Atores do Reino Unido votam contra escaneamento digital em reação à inteligência artificial
Equity afirma que votação sinaliza forte oposição ao uso de inteligência artificial e disposição para interromper produções caso não haja garantias
Atores do Reino Unido aprovaram, por ampla maioria, contra escaneamentos digitais durante produções audiovisuais, em um movimento de pressão contra o uso de inteligência artificial na indústria criativa. A decisão foi tomada após uma votação indicativa promovida pelo sindicato Equity, que representa profissionais das artes cênicas no país.
Segundo o próprio sindicato, 99,6% dos participantes votaram contra, em uma consulta que reuniu mais de 7 mil membros e teve cerca de 75% de participação. O escaneamento digital de corpos e rostos é uma prática comum em sets de filmagem e permite a criação de réplicas digitais que podem ser reutilizadas em produções futuras, inclusive com auxílio de sistemas de IA.
Em nota publicada em seus canais oficiais, o Equity afirmou que o resultado expressa a disposição da categoria de adotar medidas de pressão contra estúdios e produtoras.
“Intérpretes que trabalham em cinema e televisão votaram de forma esmagadora para recusar o escaneamento digital no set com o objetivo de garantir proteções contra a inteligência artificial”, informou o sindicato.
A entidade destacou que a recusa ao escaneamento representa uma forma de ação coletiva que antecede uma paralisação formal. “Esse resultado decisivo prova a força do sentimento entre os profissionais, que querem proteger seus direitos em relação à IA e indicaram que estão preparados para recusar o escaneamento digital no set como uma forma de ação antes da greve”, diz o comunicado.

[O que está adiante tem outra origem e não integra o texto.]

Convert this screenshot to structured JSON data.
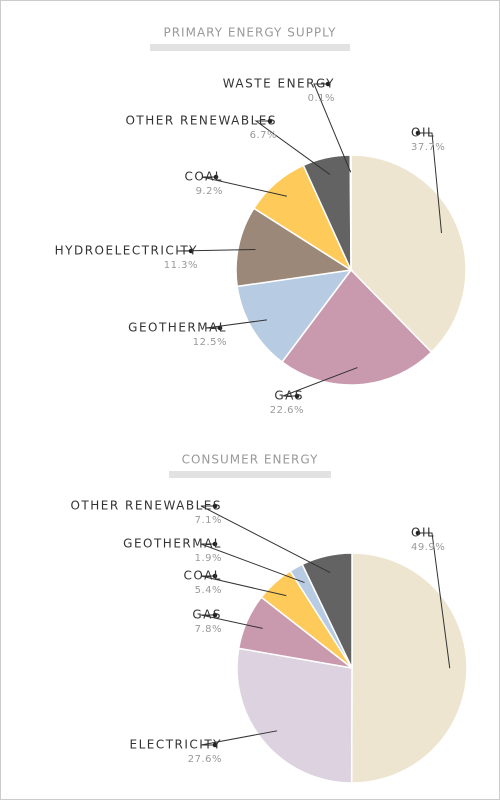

O secretário-geral do Equity, Paul Fleming, afirmou que a votação indica uma mudança relevante no posicionamento da categoria diante do avanço tecnológico no setor audiovisual.
“A inteligência artificial é um desafio definidor desta geração. Pela primeira vez em décadas, os membros de cinema e TV mostram que estão dispostos a tomar ações industriais”, afirmou Fleming. “Isso demonstra que a força de trabalho está preparada para causar uma disrupção significativa nas produções se não for respeitada.”
Apesar do resultado, a votação tem caráter indicativo e não oferece, por ora, proteção legal aos atores que se recusarem a ser escaneados. O sindicato informou que irá comunicar formalmente o resultado à Pact, entidade que representa a maioria dos produtores e empresas de produção do Reino Unido, para tentar negociar novos padrões mínimos de remuneração e regras sobre o uso de dados, imagem e voz dos intérpretes.
“Vamos exigir que os produtores retornem à mesa de negociação com uma proposta melhor sobre inteligência artificial”, afirmou o sindicato. “Caso isso não aconteça, o Equity convocará uma votação estatutária para autorizar ações industriais.”
O tema vem ganhando destaque nos últimos meses diante do uso crescente de IA na indústria criativa e de relatos de atores que afirmam ter pouca ou nenhuma autonomia sobre o destino de seus dados biométricos. Artistas como Adrian Lester, Hugh Bonneville e Harriet Walter manifestaram apoio público à campanha do sindicato.
“As imagens e vozes dos atores não devem ser exploradas sem licença ou consentimento”, afirmou Bonneville em declarações recentes.
A discussão também remete a disputas anteriores no setor audiovisual. Em 2023, o uso de inteligência artificial esteve no centro das greves de roteiristas e atores em Hollywood, que alertaram para os impactos da tecnologia sobre direitos trabalhistas e remuneração no setor.